The other night I attended a Law Review dinner fundraiser for my alma mater. The Law Review Dinner is something I both enjoy and dread. Seeing some of my old professors, and meeting a new batch of bright young students, is enjoyable. The harrumphy speeches made from the podium are the part that I dread.
Typically, the main speaker is some somber dignatary who is accustomed to cloying reverence, or worse yet, is some cheerful seeker of higher political office. Because the point of the gathering is to honor the hard working academic elite (i.e. the law review editors and student-members) the speeches are filled with lofty statements about the noble purposes of the law and how to fortify one's resolve so as to accomplish the Olympian goals that all lawyers are presumed to be seeking. In other words, the speeches are usually really dull.
Not so with the most recent speech.
The speaker this year, Chris Rose, was witty and spontaneous. He engaged the audience. He explained the improbable turn of events that had led him to a point in life where people would consider asking him to speak before audiences filled with judges and respected lawyers. He even managed to use a few curse words, which came off well and did not seem like a ploy because he used them for emphasis the way people do in ordinary conversations.
He didn't speak much about the law, but he recognized that at such a noble gathering of lawyers and law students he had to say something about the legal system. So he said simply "I think it takes too long and costs too much." This is an important observation that is repeatedly made by non-lawyers, but one that lawyers, who obviously benefit from inefficiency, rarely make.
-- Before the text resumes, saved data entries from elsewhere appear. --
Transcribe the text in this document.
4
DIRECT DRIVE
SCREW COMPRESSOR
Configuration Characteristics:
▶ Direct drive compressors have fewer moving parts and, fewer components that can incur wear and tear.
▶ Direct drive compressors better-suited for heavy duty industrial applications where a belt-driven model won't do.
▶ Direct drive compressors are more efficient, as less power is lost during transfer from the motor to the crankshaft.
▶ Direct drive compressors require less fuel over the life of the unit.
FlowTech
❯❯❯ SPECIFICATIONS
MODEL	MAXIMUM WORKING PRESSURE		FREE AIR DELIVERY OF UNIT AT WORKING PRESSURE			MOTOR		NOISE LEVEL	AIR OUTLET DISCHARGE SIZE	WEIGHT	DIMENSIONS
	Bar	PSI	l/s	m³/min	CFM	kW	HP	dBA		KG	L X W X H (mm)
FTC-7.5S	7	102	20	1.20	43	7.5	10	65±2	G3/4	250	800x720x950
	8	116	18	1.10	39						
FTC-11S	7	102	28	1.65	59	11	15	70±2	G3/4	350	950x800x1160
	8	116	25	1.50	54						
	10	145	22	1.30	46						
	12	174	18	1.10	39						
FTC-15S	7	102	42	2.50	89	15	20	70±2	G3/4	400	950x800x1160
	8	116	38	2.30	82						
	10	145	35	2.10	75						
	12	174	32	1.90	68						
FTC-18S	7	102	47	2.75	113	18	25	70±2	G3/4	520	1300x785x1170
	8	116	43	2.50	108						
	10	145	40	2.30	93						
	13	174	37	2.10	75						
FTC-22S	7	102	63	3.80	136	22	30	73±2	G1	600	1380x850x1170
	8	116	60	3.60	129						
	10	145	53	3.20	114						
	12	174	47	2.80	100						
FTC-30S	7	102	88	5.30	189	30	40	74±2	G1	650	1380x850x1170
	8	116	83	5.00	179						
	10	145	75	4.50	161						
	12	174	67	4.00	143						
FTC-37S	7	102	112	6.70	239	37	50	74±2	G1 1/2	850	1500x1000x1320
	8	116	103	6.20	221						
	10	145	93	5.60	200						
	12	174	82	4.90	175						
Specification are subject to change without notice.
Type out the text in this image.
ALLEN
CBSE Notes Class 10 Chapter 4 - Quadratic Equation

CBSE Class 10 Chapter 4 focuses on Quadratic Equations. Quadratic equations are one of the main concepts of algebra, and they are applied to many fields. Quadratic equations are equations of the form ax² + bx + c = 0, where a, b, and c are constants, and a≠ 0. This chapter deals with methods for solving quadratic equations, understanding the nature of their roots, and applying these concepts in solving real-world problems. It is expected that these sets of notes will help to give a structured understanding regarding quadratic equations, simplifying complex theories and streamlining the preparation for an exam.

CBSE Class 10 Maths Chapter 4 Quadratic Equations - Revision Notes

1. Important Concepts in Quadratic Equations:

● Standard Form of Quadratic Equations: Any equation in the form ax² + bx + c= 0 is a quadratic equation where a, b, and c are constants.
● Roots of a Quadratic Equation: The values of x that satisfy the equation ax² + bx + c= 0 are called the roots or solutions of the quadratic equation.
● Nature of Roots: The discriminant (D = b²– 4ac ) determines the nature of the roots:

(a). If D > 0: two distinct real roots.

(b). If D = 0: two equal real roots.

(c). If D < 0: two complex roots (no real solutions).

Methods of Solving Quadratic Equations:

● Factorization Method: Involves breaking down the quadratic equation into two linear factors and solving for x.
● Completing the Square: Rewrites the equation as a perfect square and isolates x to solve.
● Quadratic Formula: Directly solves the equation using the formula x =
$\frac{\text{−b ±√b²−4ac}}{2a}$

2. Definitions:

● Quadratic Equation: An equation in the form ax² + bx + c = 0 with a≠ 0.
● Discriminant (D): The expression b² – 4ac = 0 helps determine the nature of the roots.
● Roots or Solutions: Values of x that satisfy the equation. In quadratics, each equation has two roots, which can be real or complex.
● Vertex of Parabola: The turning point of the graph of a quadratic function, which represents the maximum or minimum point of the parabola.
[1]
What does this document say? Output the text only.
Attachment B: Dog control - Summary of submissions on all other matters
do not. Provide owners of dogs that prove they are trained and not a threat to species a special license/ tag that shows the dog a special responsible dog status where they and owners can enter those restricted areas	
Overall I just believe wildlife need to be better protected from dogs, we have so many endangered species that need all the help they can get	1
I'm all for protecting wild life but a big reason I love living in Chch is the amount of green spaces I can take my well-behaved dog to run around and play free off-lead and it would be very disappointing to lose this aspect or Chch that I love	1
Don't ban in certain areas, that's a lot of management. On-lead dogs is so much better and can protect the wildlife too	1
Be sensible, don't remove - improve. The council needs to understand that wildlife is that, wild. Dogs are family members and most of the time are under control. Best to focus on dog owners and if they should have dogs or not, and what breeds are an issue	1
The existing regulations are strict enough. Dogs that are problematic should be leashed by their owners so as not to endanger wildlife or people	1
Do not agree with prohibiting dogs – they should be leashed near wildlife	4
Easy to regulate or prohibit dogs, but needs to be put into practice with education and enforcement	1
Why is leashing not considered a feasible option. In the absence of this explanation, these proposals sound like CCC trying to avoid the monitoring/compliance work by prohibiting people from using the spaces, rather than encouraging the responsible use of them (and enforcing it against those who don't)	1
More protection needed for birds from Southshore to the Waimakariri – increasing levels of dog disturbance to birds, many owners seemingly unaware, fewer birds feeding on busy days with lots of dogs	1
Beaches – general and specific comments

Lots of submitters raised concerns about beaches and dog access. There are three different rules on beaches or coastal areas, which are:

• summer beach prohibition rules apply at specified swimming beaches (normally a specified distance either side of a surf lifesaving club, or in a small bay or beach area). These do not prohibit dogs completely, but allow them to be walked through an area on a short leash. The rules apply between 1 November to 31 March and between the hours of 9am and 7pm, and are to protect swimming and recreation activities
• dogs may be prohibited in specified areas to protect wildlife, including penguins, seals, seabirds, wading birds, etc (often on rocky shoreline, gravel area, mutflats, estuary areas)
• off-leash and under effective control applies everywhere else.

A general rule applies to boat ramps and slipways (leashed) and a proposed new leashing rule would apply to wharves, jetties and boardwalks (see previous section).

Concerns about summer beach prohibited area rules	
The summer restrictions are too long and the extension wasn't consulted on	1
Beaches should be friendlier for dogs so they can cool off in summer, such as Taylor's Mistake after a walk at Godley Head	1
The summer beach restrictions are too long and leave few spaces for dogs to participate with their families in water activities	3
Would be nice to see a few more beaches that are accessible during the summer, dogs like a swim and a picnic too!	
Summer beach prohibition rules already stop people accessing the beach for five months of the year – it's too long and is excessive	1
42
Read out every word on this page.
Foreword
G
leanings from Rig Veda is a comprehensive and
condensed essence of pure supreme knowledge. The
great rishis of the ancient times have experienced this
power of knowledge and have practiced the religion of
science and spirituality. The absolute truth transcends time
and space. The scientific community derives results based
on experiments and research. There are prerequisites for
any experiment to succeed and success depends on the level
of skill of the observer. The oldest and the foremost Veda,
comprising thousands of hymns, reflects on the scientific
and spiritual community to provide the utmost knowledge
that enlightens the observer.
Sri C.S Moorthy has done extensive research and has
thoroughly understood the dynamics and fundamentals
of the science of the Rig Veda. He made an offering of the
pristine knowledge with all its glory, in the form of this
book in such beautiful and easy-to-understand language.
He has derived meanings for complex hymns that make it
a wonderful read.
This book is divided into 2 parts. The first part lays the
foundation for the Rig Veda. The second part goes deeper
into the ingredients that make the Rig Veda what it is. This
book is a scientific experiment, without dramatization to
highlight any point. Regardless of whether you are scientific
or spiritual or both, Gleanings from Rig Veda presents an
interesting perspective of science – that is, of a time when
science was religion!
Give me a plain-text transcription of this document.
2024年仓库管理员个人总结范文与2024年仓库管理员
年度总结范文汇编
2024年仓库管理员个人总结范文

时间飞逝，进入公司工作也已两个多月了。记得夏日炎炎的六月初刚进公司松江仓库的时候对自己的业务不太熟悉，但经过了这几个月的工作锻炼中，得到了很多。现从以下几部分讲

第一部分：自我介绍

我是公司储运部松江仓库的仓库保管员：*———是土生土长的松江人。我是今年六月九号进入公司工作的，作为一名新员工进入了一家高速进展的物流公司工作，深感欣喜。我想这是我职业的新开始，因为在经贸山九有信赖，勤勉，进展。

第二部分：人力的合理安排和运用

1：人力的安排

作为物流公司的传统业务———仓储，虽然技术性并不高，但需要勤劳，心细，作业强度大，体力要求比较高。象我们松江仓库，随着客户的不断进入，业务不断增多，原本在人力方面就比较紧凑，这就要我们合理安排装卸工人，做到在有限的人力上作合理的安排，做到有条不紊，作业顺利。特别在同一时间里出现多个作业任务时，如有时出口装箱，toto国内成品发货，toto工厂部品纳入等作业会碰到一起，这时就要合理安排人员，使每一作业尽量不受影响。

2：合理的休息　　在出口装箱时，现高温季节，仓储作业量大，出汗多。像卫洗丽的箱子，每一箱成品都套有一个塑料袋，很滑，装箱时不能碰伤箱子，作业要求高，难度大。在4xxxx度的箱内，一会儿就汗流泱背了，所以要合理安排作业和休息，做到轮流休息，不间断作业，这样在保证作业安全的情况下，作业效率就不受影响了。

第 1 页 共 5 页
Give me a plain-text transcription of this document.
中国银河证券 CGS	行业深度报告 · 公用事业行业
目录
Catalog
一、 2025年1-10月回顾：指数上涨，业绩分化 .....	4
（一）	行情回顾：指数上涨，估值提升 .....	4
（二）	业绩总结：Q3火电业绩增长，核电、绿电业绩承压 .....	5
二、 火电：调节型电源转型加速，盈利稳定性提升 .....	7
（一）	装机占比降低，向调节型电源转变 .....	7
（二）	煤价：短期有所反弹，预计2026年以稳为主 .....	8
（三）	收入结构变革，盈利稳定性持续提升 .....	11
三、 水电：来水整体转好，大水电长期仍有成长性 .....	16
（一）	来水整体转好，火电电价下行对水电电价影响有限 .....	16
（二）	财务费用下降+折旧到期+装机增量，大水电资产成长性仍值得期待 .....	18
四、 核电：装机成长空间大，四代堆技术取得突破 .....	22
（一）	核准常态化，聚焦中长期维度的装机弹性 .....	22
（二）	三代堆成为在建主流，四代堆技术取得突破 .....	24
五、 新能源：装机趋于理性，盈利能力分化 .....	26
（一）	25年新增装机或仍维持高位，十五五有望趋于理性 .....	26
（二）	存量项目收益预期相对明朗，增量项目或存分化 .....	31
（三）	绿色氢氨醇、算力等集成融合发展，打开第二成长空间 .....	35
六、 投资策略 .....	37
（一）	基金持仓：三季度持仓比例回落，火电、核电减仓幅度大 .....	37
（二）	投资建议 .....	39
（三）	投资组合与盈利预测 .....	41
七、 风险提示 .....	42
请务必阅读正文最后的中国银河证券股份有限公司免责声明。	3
But, then, Chris Rose isn't a lawyer. He's a popular columnist for the local paper. His popularity, you won't be surprised to learn, stems from his outstanding writing talents and his keen observations about local culture.
Even though people were riveted by Mr. Rose's presentation, and laughed heartily throughout, there will undoubtedly be some persons of stature who will have been offended at his use of light profanity, or perhaps the dearth of legal subject matter. Arguments will be advanced that the point of the law review dinner speech, harrumph, should be to honor the fine scholarship and writing of our noble journal, and not to fill the room with light repartee.
Indeed. Scholarship and writing! Scholarship which mostly consists of finding a source to cite to for every proposition that is advanced (even points that scarcely need attribution), which teaches the students that originality should be avoided because it is impossible to footnote properly. And, of course, it stresses that writing should be mannered, and strict, and labored, and boring.
Oh, for God's sake, don't let these impressionable young minds see that writing is about engaging an audience and just talking openly with them as though you are having a dinner conversation. That is NOT the sort of thing that happens in scholarly writing. Really, how absurd!
I wonder, though, if it doesn't seem a little absurd to place so much emphasis on ceremonial homage to scholarly writing, and so little emphasis on improving the format or style of the writing. If few people read law reviews because they are too boring and lifeless then what's the point of publishing them?
There's something you'll never hear being debated from the wood-grained podium of a law review dinner ceremony. That would be more provocative than cursing.